The Indian government released census data on Thursday that said every 14th girl child born in India dies before she can celebrate her fifth birthday. The March Census 2011 revealed a highly skewed gender ratio with the lowest level of child sex ratio (number of girls per 1,000 boys below five years of age) in the country’s history — 914 from 927 in 2001.
In today’s global scenario where Christine Lagarde has been appointed chief of the IMF and musical sensation Lady Gaga is number one on Forbes’ annual Celebrity 100 list, India, an emerging global power, seems to be widening the gulf between men and women in a putative patriarchal country.
Nearly 39 percent of Indian men and women believe that a man beating his wife is a justifiable act. This figure surfaced from the latest U.N. Women report titled “Progress of the World’s Women: In Pursuit of Justice“.
The study illustrates that 35 percent respondents stated to be victims of physical violence by their partners while 10 percent faced sexual violence at the hands of their companions.
Quoting from a non-governmental organisation’s survey on India’s judicial system, the U.N. report highlighted that of the 109 interviewed judges, ironically, half of them believed women who are abused by their “better” halves have no one else but themselves to blame for their plight.
“India significantly lags behind the rest of the world, with women making up just 3 per cent of judges,” the report said shedding light on the representation of women in the Indian judiciary system.
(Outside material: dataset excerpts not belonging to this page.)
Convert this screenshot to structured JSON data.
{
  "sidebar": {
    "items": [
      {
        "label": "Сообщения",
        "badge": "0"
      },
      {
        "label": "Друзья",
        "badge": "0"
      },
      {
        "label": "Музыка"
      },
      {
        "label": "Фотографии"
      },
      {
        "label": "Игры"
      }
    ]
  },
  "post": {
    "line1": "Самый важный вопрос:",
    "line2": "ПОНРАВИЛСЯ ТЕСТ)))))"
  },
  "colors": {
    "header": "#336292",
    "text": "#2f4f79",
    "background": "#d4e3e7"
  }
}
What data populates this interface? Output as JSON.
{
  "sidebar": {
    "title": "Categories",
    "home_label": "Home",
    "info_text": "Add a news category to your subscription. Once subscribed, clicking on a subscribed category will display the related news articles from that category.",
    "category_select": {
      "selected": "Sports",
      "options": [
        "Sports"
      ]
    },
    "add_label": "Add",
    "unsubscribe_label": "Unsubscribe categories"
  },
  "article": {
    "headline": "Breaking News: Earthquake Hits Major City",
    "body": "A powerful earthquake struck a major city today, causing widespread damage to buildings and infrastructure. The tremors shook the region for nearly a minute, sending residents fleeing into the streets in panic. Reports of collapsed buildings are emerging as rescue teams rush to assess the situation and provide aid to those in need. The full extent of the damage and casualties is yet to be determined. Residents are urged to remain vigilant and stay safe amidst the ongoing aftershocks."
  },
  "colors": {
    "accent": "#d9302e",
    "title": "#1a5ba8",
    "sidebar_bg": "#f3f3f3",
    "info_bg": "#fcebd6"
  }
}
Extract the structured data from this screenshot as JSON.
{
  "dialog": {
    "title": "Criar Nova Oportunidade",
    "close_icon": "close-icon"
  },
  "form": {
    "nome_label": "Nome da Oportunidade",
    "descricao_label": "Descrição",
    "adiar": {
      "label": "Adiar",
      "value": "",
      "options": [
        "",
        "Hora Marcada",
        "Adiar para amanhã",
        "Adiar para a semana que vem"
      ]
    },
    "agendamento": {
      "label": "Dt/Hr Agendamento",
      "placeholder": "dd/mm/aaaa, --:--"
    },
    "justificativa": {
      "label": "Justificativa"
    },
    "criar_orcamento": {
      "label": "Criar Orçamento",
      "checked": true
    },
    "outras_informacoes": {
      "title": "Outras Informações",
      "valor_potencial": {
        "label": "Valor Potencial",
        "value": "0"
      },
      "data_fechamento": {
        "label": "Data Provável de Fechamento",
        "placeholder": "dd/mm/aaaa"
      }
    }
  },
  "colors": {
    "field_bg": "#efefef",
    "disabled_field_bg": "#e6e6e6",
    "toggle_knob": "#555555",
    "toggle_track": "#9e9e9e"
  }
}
It appears that Asia’s third-largest economy needs more women like Kiran Bedi, the nation’s first and highest-ranking woman police officer who joined the Indian Police Service in 1972 and espouses the cause of women. Accordingly, U.N. Women has appealed to women for greater representation in the police force to give victims of violence more confidence while registering complaints.
Though not many women have stepped up to the plate in the urban judiciary system, the U.N. Women report praises the millions-strong participation of women in local governance and policy making systems in India’s rural villages.
These studies suggest that men are still placed on a superior platform than women by both sexes in India. Government sources suspect the inadequate caring of the girl child after birth is the cause for such conditions because through the decreasing maternal mortality rate one can sense the improvement in medical care, but unfortunately it is not being availed of for the good health of girl children.
It’s not as though India does not have enough provisions for women. It has several women’s healthcare and empowerment programmes, reservations for women in education and jobs and also the pending Women’s Reservation Bill, which when finally cleared will ensure 33 percent reservation for women in parliament and state legislative bodies. Not only that, with each passing year, girls have outshined boys in national high school examinations and make their mark even at college levels.
Nevertheless, these reports display India’s ignominious state of affairs regarding the fairer sex. Perhaps a change of mindset and easier availability of women-oriented benefits will help resuscitate this declining status of Indian women.